President Barack Obama said the September 11 mastermind Khalid Sheikh Mohammed and four other Guantanamo Bay detainees will be put on trial in New York City.
Khalid Sheikh Mohammed, March 2003
Speaking in Tokyo, Mr Obama said Mohammed, the self-proclaimed organiser of the al-Qaeda terrorist plot that killed almost 3,000 people in 2001, would face "exacting" US justice.
Bringing such notorious suspects to US soil to face trial would be a key step in Mr Obama's plan to close the US detention centre at Guantanamo Bay.
Mr Obama initially planned to close the centre at the US naval base on Cuba by Jan 22 next year, but his administration is no longer expected to meet that deadline.
It is also a major legal and political test of Mr Obama's overall approach to terrorism. If the case suffers legal setbacks, the administration will face second-guessing from those who never wanted it in a civilian courtroom.

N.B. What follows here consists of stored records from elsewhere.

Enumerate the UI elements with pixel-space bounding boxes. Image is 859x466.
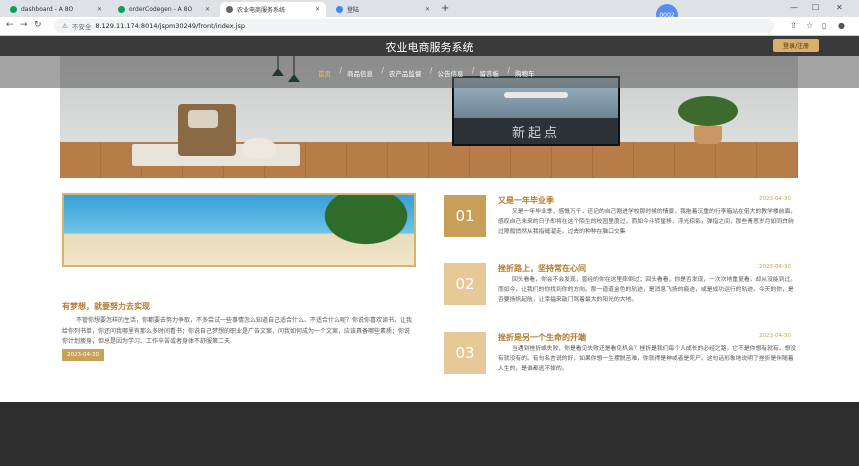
nav-label: 农产品监督 <box>389 70 422 78</box>
site-title: 农业电商服务系统 <box>385 41 474 54</box>
nav-label: 首页 <box>318 70 331 78</box>
featured-image[interactable] <box>62 193 416 267</box>
maximize-icon[interactable]: ☐ <box>812 3 819 12</box>
featured-date-badge: 2023-04-30 <box>62 349 104 361</box>
back-icon[interactable]: ← <box>6 20 14 30</box>
address-input[interactable]: ⚠ 不安全 8.129.11.174:8014/jspm30249/front/… <box>54 19 774 33</box>
nav-announcements[interactable]: 公告信息 / <box>430 66 475 78</box>
close-icon[interactable]: ✕ <box>205 6 210 13</box>
favicon-icon <box>10 6 17 13</box>
item-text: 又是一年毕业季，感慨万千，还记的自己刚进学校那时候的情景，我拖着沉重的行李箱站在… <box>498 209 797 235</box>
nav-label: 留言板 <box>479 70 500 78</box>
nav-messages[interactable]: 留言板 / <box>472 66 511 78</box>
item-date: 2023-04-30 <box>759 196 791 202</box>
tab-label: dashboard - A 8O <box>21 6 74 13</box>
favicon-icon <box>226 6 233 13</box>
login-register-button[interactable]: 登录/注册 <box>773 39 819 52</box>
nav-cart[interactable]: 购物车 <box>507 68 543 78</box>
tab-label: 登陆 <box>347 7 360 14</box>
close-icon[interactable]: ✕ <box>97 6 102 13</box>
hero-words: 新起点 <box>511 126 560 141</box>
item-title[interactable]: 挫折是另一个生命的开端 <box>498 332 586 343</box>
number-badge: 02 <box>444 263 486 305</box>
tab-strip: dashboard - A 8O ✕ orderCodegen - A 8O ✕… <box>0 0 859 17</box>
item-text: 当遇到挫折或失败，你是看见失败还是看见机会？挫折是我们每个人成长的必经之路，它不… <box>498 346 797 372</box>
nav-menu: 首页 / 商品信息 / 农产品监督 / 公告信息 / 留言板 / 购物车 <box>310 66 543 78</box>
reload-icon[interactable]: ↻ <box>34 20 42 30</box>
url-text: 8.129.11.174:8014/jspm30249/front/index.… <box>95 22 246 30</box>
plant-shape <box>678 96 738 126</box>
forward-icon[interactable]: → <box>20 20 28 30</box>
airplane-icon <box>504 92 568 98</box>
item-title[interactable]: 又是一年毕业季 <box>498 195 554 206</box>
pillow-shape <box>188 110 218 128</box>
minimize-icon[interactable]: — <box>790 3 798 12</box>
lamp-icon <box>272 56 300 82</box>
favicon-icon <box>336 6 343 13</box>
number-badge: 03 <box>444 332 486 374</box>
featured-text: 不管你想要怎样的生活，你都要去努力争取，不多尝试一些事情怎么知道自己适合什么、不… <box>62 317 413 345</box>
new-tab-button[interactable]: + <box>441 3 449 14</box>
nav-label: 购物车 <box>515 70 535 78</box>
star-icon[interactable]: ☆ <box>806 21 813 30</box>
tab-label: 农业电商服务系统 <box>237 7 286 14</box>
item-text: 回头看看，你会不会发现，曾经的你在这里摔倒过；回头看看，你是否发现，一次次地重复… <box>498 277 797 303</box>
list-item[interactable]: 01 又是一年毕业季 2023-04-30 又是一年毕业季，感慨万千，还记的自己… <box>444 195 799 241</box>
site-header: 农业电商服务系统 登录/注册 <box>0 36 859 56</box>
list-item[interactable]: 02 挫折路上，坚持常在心间 2023-04-30 回头看看，你会不会发现，曾经… <box>444 263 799 309</box>
tab-dashboard[interactable]: dashboard - A 8O ✕ <box>4 2 108 17</box>
favicon-icon <box>118 6 125 13</box>
featured-title[interactable]: 有梦想，就要努力去实现 <box>62 301 150 312</box>
tab-login[interactable]: 登陆 ✕ <box>330 2 436 17</box>
warning-icon: ⚠ <box>62 22 68 30</box>
sidebar-icon[interactable]: ▯ <box>822 21 826 30</box>
share-icon[interactable]: ⇪ <box>790 21 797 30</box>
nav-home[interactable]: 首页 / <box>310 66 342 78</box>
close-icon[interactable]: ✕ <box>315 6 320 13</box>
address-bar-row: ← → ↻ ⚠ 不安全 8.129.11.174:8014/jspm30249/… <box>0 17 859 36</box>
browser-chrome: dashboard - A 8O ✕ orderCodegen - A 8O ✕… <box>0 0 859 36</box>
profile-icon[interactable]: ● <box>838 21 845 30</box>
nav-label: 公告信息 <box>437 70 464 78</box>
pot-shape <box>694 126 722 144</box>
close-icon[interactable]: ✕ <box>425 6 430 13</box>
nav-supervision[interactable]: 农产品监督 / <box>381 66 433 78</box>
nav-products[interactable]: 商品信息 / <box>339 66 384 78</box>
item-date: 2023-04-30 <box>759 264 791 270</box>
number-badge: 01 <box>444 195 486 237</box>
nav-label: 商品信息 <box>347 70 373 78</box>
item-title[interactable]: 挫折路上，坚持常在心间 <box>498 263 586 274</box>
site-footer <box>0 402 859 466</box>
list-item[interactable]: 03 挫折是另一个生命的开端 2023-04-30 当遇到挫折或失败，你是看见失… <box>444 332 799 378</box>
tab-label: orderCodegen - A 8O <box>129 6 193 13</box>
close-window-icon[interactable]: ✕ <box>836 3 843 12</box>
tab-agri-system[interactable]: 农业电商服务系统 ✕ <box>220 2 326 17</box>
tab-ordercodegen[interactable]: orderCodegen - A 8O ✕ <box>112 2 216 17</box>
item-date: 2023-04-30 <box>759 333 791 339</box>
cat-shape <box>242 138 276 158</box>
insecure-label: 不安全 <box>71 23 92 31</box>
palm-shape <box>294 195 414 265</box>
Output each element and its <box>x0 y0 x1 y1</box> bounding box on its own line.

The New York case may force the court system to confront a host of difficult legal issues surrounding counter-terrorism programmes begun after the 2001 attacks, including the harsh interrogation techniques once used on some of the suspects while in CIA custody. The most severe method - waterboarding, or simulated drowning - was used on Mohammed 183 times in 2003, before the practice was banned.
The US attorney general Eric Holder is due to annonce that a major suspect in the bombing of the USS Cole, Abd al-Rahim al-Nashiri, will face justice before a military commission, as will a handful of other detainees to be identified at the same announcement, an official said.
The transfer of the detainees from Guantanamo to New York is not expected to happen for many more weeks because formal charges have not been filed against most of them.